A review of the incidence, impact and implications of minor and unrecognised illness in the community
This booklet is about the future of medicine. It presents information about the many sick people who do not consult their doctor hoping their symptoms will evaporate, in contrast to the many others who strike us as having more than their fair share of our time.
From this information, it is clear that there are going to be even more changes than the adjustments we have already made to the start of a National Health Service, antibiotics, forms, vast new fields of knowledge. The old emergencies, lobar pneumonia, empyema, mastoiditis, have disappeared: doctors are being cast, whether they like it or not, in a new role as interested in and responsible for all the human frailties. This is not exactly what many of us had in mind when we started our training, but such nearly total responsibility for the larger numbers of minor illnesses—the stresses of affluence, obesity, varicose veins, haemorrhoids—is not so far from the ideals to which the profession has always aspired.

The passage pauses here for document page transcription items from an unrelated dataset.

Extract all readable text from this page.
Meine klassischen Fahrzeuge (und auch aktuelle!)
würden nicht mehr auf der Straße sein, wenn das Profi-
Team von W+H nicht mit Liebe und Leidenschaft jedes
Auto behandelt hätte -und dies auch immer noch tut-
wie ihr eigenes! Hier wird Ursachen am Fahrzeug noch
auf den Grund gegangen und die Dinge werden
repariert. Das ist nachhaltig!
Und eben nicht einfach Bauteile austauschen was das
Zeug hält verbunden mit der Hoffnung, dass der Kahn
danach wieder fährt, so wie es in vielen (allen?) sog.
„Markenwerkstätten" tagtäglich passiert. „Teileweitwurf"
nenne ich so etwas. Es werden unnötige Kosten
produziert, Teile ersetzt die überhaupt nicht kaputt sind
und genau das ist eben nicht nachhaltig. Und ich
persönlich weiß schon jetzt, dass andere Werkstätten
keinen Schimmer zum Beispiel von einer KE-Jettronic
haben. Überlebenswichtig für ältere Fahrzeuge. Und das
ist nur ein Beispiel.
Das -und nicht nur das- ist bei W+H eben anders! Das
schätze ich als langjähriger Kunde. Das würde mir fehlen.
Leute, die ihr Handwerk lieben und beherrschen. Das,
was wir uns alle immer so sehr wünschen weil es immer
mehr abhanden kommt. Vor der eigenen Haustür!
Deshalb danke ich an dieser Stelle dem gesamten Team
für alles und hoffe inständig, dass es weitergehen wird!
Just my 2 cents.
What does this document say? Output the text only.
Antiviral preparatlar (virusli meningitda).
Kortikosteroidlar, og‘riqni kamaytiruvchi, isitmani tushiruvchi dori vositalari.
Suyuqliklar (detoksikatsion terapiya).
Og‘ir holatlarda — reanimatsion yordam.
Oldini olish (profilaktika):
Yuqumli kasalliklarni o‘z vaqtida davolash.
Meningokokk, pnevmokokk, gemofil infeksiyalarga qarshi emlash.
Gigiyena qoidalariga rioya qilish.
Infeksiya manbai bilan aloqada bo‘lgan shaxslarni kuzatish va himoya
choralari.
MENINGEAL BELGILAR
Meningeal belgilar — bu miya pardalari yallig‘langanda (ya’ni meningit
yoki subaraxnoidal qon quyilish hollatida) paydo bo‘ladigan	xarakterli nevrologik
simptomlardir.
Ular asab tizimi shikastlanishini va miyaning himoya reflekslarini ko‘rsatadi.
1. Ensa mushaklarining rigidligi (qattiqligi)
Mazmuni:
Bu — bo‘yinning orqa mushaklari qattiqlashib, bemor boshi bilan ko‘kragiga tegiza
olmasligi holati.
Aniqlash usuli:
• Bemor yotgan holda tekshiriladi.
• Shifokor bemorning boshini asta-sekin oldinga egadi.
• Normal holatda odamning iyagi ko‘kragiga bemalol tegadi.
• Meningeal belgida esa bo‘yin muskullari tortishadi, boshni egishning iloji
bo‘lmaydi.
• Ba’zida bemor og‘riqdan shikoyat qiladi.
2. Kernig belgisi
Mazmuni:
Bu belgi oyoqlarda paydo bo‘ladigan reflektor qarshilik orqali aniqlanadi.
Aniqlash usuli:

Over the next decade, the nation as a whole will move towards shorter working hours, and doctors will probably have more, not less, demand made upon them. It may be necessary to change over from medical care on demand to medical care according to need. Furthermore, there will be many difficulties from the increasing challenge of geriatrics, chronic disease and psychiatry, especially in general practice.
To meet all this, and still have any time for its own leisure and recreation, the medical profession will have to organise itself and its ancillary staff. To organise, it will have to make decisions based on facts. To make decisions based on facts requires an accurate appraisal of the health of the nation, not necessarily as reflected in our text books or current statistics. Getting accurate appraisals is what this booklet is about.